O Globo
Imaginemos uma campanha política inundada
por vídeos falsos, em que o eleitor não pode ter certeza de que a informação é
minimamente confiável
A batalha em torno do Projeto de Lei 2.630
— conhecido como PL das Fake News — é somente a primeira parte de um capítulo
decisivo de nossa História democrática. O vertiginoso desenvolvimento da
comunicação digital tem afetado seriamente o processo político democrático
brasileiro há pelo menos uma década. Junho de 2013, a organização política da
extrema direita e a consequente vitória de Bolsonaro em 2018 foram somente os
marcadores mais visíveis dessa História recente.
Em 2022, uma nova catástrofe foi por pouco evitada, mas isso se deveu mais à virtude de alguns atores políticos, notadamente à determinação do ministro Alexandre de Moraes no comando do Tribunal Superior Eleitoral e à imensa popularidade e habilidade política de Lula, do que propriamente à solidez de nossas instituições perante as ameaças postas pela manipulação dessas novas tecnologias da comunicação.
Há um descompasso sério de temporalidades
aqui.
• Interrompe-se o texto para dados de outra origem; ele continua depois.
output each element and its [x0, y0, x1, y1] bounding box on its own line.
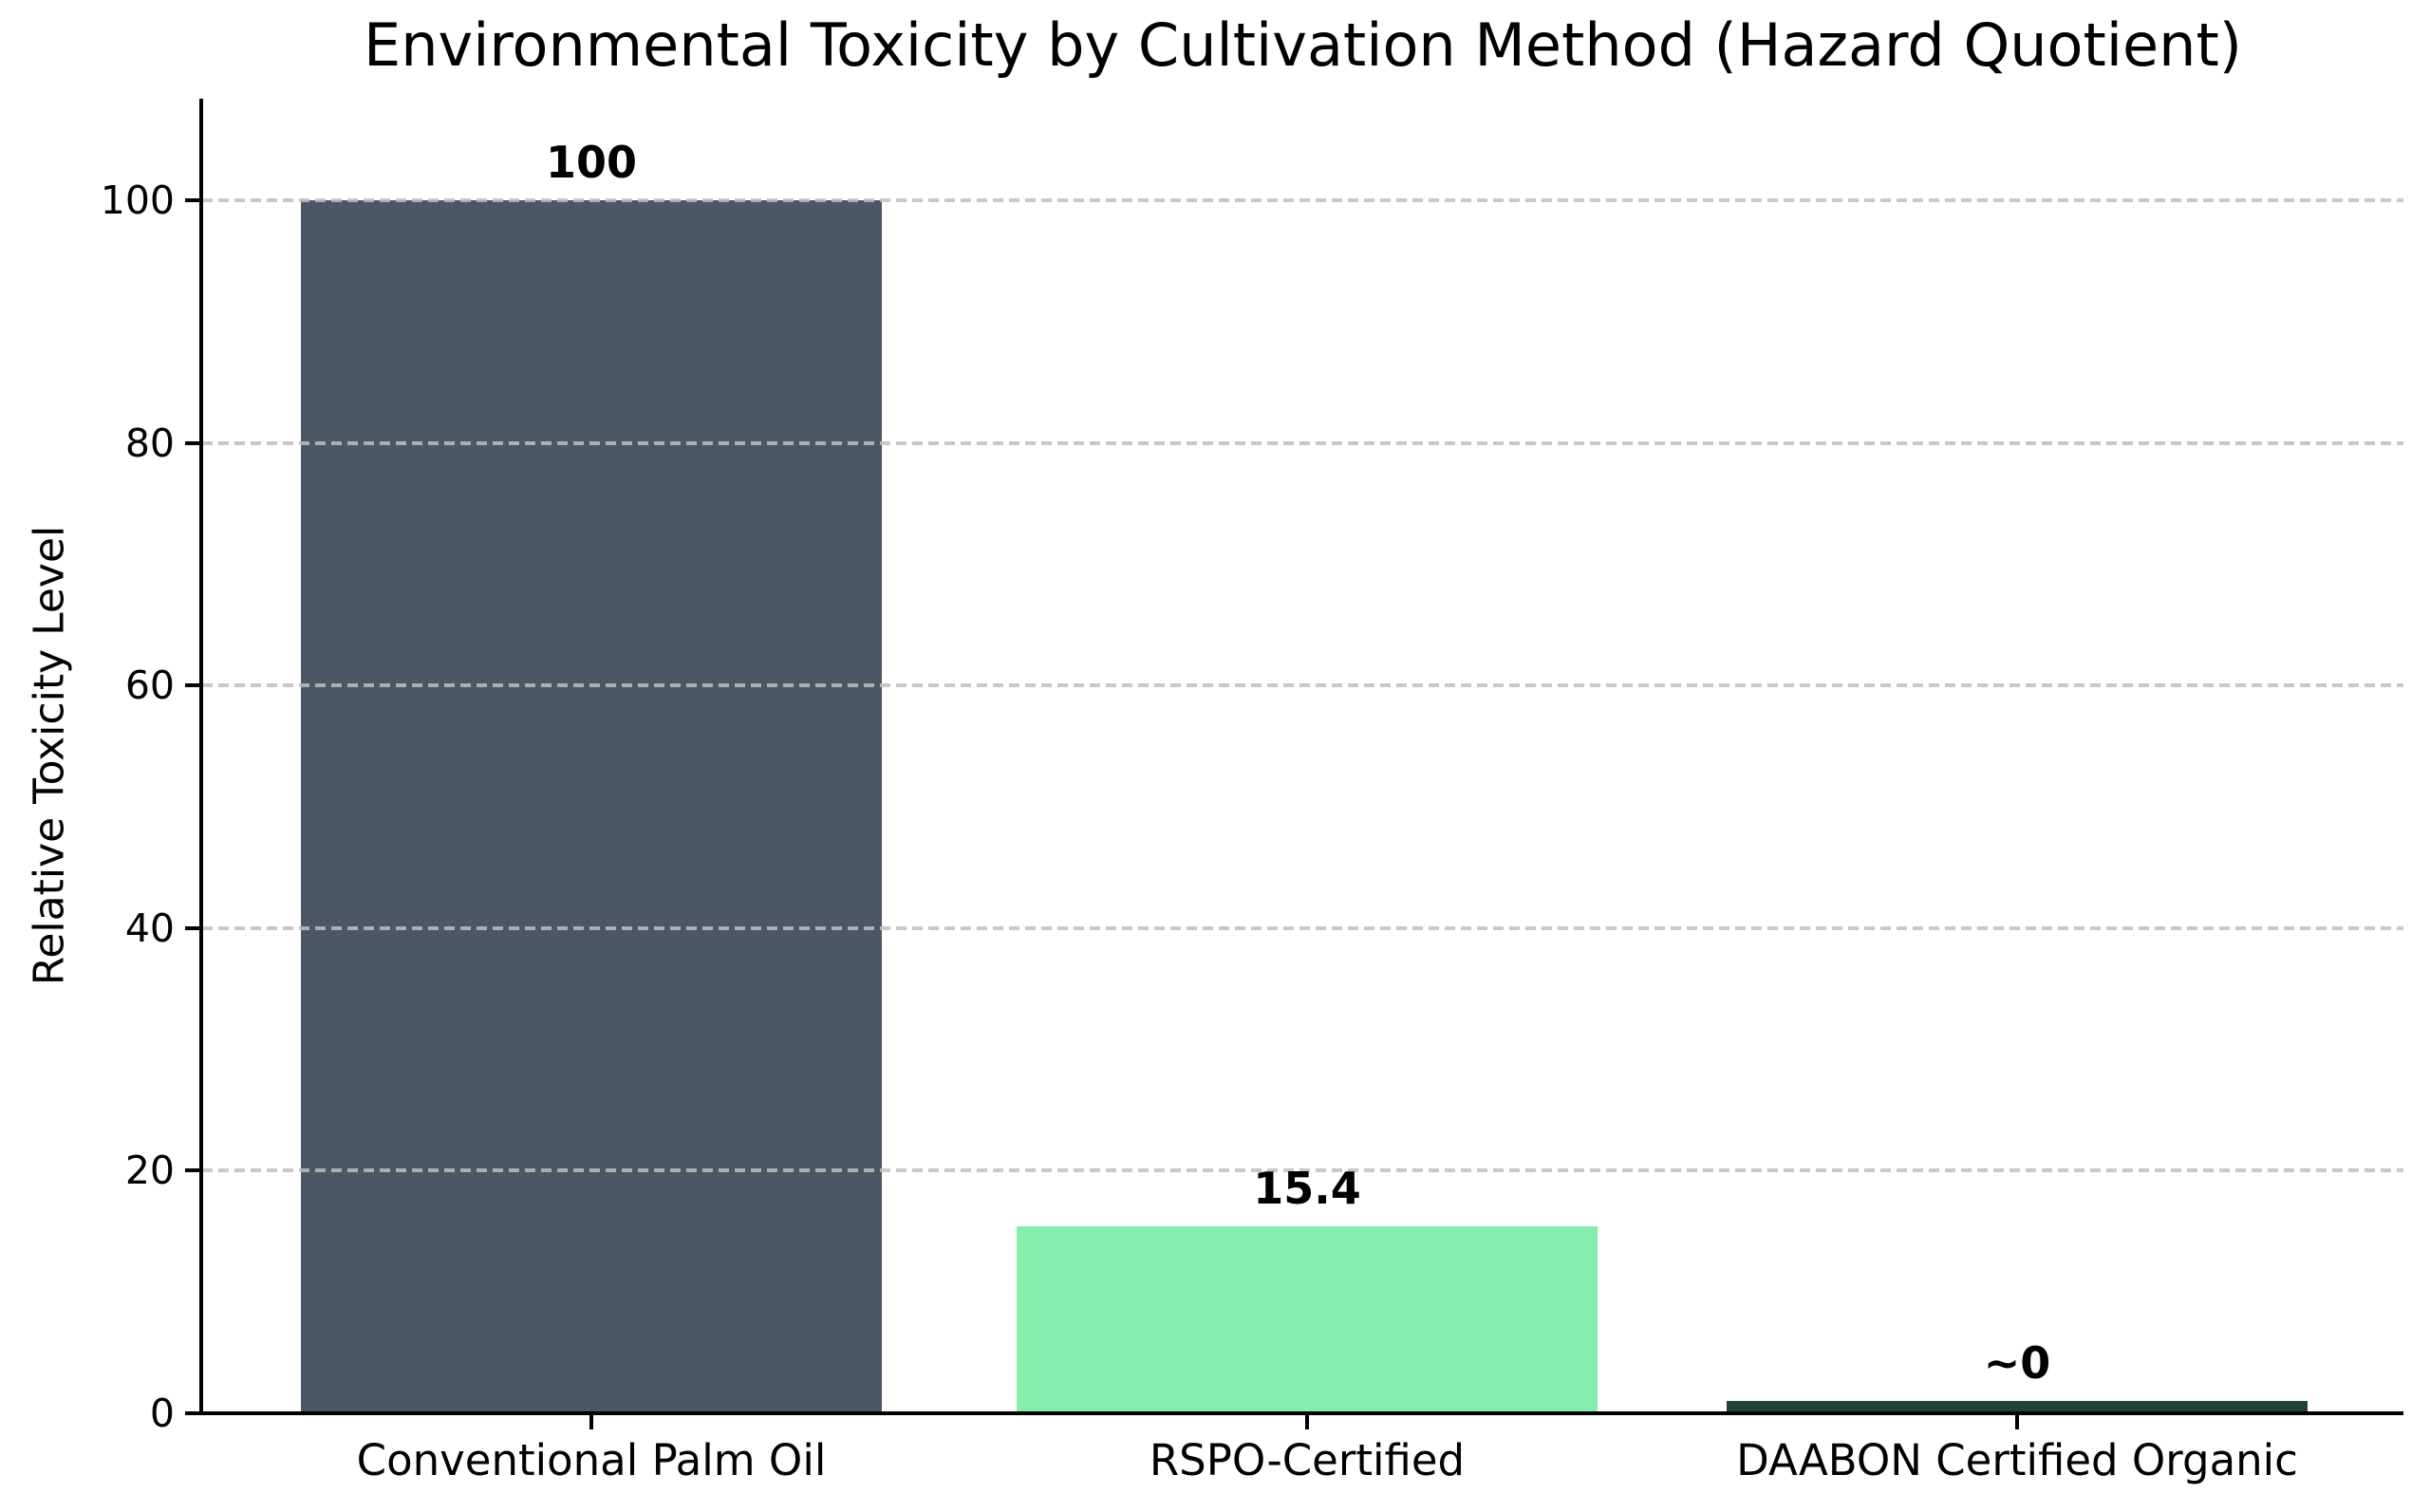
gridline-y-60	[202, 683, 2403, 688]
y-tick-mark-40	[185, 925, 201, 930]
y-tick-label-20: 20	[124, 1148, 175, 1194]
y-tick-mark-80	[185, 440, 201, 445]
x-axis-spine	[199, 1411, 2403, 1415]
x-tick-label-1: RSPO-Certified	[1149, 1435, 1466, 1485]
chart-title: Environmental Toxicity by Cultivation Me…	[364, 10, 2242, 80]
bar-1	[1017, 1226, 1598, 1413]
bar-2	[1727, 1401, 2308, 1413]
x-tick-mark-1	[1305, 1415, 1309, 1429]
y-tick-mark-0	[185, 1411, 201, 1415]
x-tick-mark-2	[2015, 1415, 2019, 1429]
x-tick-label-0: Conventional Palm Oil	[356, 1435, 827, 1485]
gridline-y-80	[202, 440, 2403, 445]
bar-0	[301, 200, 882, 1413]
y-axis-spine	[199, 99, 203, 1415]
gridline-y-40	[202, 925, 2403, 930]
y-tick-label-60: 60	[124, 663, 175, 709]
y-tick-label-40: 40	[124, 905, 175, 951]
gridline-y-20	[202, 1168, 2403, 1173]
bar-value-label-0: 100	[545, 137, 638, 188]
y-tick-mark-100	[185, 198, 201, 202]
bar-value-label-2: ~0	[1983, 1337, 2051, 1389]
x-tick-mark-0	[589, 1415, 593, 1429]
gridline-y-100	[202, 198, 2403, 202]
y-tick-label-80: 80	[124, 420, 175, 466]
y-tick-mark-20	[185, 1168, 201, 1173]
y-tick-label-0: 0	[149, 1391, 175, 1436]
y-tick-mark-60	[185, 683, 201, 688]
y-tick-label-100: 100	[100, 177, 175, 223]
bar-value-label-1: 15.4	[1253, 1163, 1361, 1214]
x-tick-label-2: DAABON Certified Organic	[1736, 1435, 2298, 1485]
As instituições demoram para ser adaptadas a fim de enfrentar novas
realidades. Do outro lado, contudo, as tecnologias digitais evoluem em passo
acelerado, de um ano para o outro, em questão de meses. Foi o “golpe” da
Cambridge Analytica usando o Facebook, depois veio a técnica do firehosing por
meio do WhatsApp, temos a já “velha” conhecida monetização dos produtores de
fake pelo YouTube, e hoje, com a multiplicação das redes sociais, são várias as
ameaças à saúde da comunicação política: tudo ao mesmo tempo e misturado. Esse
estado de coisas apresenta um desafio enorme à regulação.
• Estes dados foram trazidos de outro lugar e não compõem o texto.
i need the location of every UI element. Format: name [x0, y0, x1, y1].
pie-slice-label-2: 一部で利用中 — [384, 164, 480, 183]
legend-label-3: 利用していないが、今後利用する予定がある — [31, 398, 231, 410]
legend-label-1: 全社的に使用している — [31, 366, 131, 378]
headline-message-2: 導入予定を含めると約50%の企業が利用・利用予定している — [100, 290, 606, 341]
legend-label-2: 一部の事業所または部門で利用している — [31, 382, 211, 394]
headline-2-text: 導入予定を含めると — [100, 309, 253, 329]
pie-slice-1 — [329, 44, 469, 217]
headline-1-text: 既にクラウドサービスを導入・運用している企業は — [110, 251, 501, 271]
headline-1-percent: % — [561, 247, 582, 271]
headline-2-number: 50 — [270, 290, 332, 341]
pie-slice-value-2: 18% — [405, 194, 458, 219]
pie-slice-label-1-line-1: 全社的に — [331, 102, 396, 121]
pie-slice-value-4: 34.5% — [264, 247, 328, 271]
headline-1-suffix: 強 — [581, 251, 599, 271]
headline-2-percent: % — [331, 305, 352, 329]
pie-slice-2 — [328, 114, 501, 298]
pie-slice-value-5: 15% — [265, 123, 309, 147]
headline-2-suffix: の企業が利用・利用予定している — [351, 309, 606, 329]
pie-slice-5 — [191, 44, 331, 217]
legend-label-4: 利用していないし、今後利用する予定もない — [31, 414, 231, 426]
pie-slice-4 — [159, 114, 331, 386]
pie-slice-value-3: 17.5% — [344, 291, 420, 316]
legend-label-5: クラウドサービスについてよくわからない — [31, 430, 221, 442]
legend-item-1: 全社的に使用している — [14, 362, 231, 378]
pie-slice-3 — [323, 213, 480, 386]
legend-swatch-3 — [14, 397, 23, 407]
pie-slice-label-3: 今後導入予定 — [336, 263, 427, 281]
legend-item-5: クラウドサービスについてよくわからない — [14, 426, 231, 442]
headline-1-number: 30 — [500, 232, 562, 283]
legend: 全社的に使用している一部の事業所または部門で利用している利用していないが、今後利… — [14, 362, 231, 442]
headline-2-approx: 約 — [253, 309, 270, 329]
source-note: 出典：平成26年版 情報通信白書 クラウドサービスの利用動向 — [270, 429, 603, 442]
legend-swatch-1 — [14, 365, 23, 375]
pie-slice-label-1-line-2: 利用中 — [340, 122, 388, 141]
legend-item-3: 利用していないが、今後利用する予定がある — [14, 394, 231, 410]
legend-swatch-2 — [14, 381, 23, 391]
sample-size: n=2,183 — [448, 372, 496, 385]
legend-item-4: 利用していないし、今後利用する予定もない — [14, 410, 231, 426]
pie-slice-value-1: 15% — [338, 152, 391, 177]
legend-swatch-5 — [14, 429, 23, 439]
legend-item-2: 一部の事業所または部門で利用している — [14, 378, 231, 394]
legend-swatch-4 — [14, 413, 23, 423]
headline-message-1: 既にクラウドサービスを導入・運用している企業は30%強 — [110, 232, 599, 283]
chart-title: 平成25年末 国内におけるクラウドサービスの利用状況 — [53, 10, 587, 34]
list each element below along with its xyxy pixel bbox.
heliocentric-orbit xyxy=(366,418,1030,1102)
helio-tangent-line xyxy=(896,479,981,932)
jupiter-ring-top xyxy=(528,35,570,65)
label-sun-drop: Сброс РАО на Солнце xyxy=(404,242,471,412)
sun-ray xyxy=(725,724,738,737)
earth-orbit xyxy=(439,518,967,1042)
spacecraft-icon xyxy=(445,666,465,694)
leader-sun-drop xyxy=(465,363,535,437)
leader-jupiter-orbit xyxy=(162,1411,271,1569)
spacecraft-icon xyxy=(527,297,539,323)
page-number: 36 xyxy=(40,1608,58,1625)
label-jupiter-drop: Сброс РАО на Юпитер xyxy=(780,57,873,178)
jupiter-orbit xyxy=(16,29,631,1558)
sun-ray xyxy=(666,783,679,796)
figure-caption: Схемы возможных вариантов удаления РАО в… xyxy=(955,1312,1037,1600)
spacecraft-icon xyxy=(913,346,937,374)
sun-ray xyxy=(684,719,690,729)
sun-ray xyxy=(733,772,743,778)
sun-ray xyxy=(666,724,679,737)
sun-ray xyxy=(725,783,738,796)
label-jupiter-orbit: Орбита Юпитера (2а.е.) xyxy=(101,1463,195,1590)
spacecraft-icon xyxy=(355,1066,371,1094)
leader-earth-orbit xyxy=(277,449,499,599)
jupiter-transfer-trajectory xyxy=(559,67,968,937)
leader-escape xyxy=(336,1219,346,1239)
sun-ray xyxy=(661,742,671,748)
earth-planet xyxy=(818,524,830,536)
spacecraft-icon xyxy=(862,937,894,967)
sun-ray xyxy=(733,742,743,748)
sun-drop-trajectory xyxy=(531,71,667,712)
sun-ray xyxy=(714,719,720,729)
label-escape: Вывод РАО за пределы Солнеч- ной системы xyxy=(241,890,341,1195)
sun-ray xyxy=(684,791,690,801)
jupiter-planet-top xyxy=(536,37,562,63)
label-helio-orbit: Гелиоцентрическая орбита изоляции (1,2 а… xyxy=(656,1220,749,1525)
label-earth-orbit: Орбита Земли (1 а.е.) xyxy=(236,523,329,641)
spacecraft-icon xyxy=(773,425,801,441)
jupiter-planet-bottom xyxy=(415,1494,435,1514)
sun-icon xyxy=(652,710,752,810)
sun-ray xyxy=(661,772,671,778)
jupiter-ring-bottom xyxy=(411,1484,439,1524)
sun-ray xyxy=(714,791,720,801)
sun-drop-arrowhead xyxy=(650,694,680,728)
Contudo o problema é ainda mais grave, pois
isso tudo já é visão retrospectiva. Como regular o que está por vir ou o que
está sendo gestado neste momento? Refiro-me aqui à inteligência artificial de
última geração e à maneira cataclísmica como ela hoje atinge o mundo digital.
Entre as inúmeras promessas e ameaças que ela representa, uma é particularmente
sensível à comunicação política: a proliferação de deep fakes, os vídeos falsos
que trazem representações da realidade manipuladas, mas imperceptíveis.
Os deep fakes já existiam, mas eram muito
difíceis de produzir, e o resultado final nem sempre era convincente. O rápido
desenvolvimento da inteligência artificial tornou simples e barato reproduzir
imagens em movimento e áudio à perfeição.
Agora, imaginemos o cenário de uma campanha
política inundada por vídeos falsos, em meio à qual é impossível ao eleitor ter
certeza de que a informação recebida é minimamente confiável. Claro que isso já
acontece em alguma medida nos dias de hoje, mas as coisas podem piorar — e
muito.
A conclusão a que devemos chegar é simples:
para aqueles que defendem o regime democrático, a solução é regulamentação ou
regulamentação. Não existe alternativa, tampouco garantia de que será
suficiente para nos preservar. Mas não trilhar esse caminho é renunciar ao já
frágil sistema representativo que temos. As alternativas a ele já se apresentam
no Brasil e no mundo, e todas elas são aterradoras.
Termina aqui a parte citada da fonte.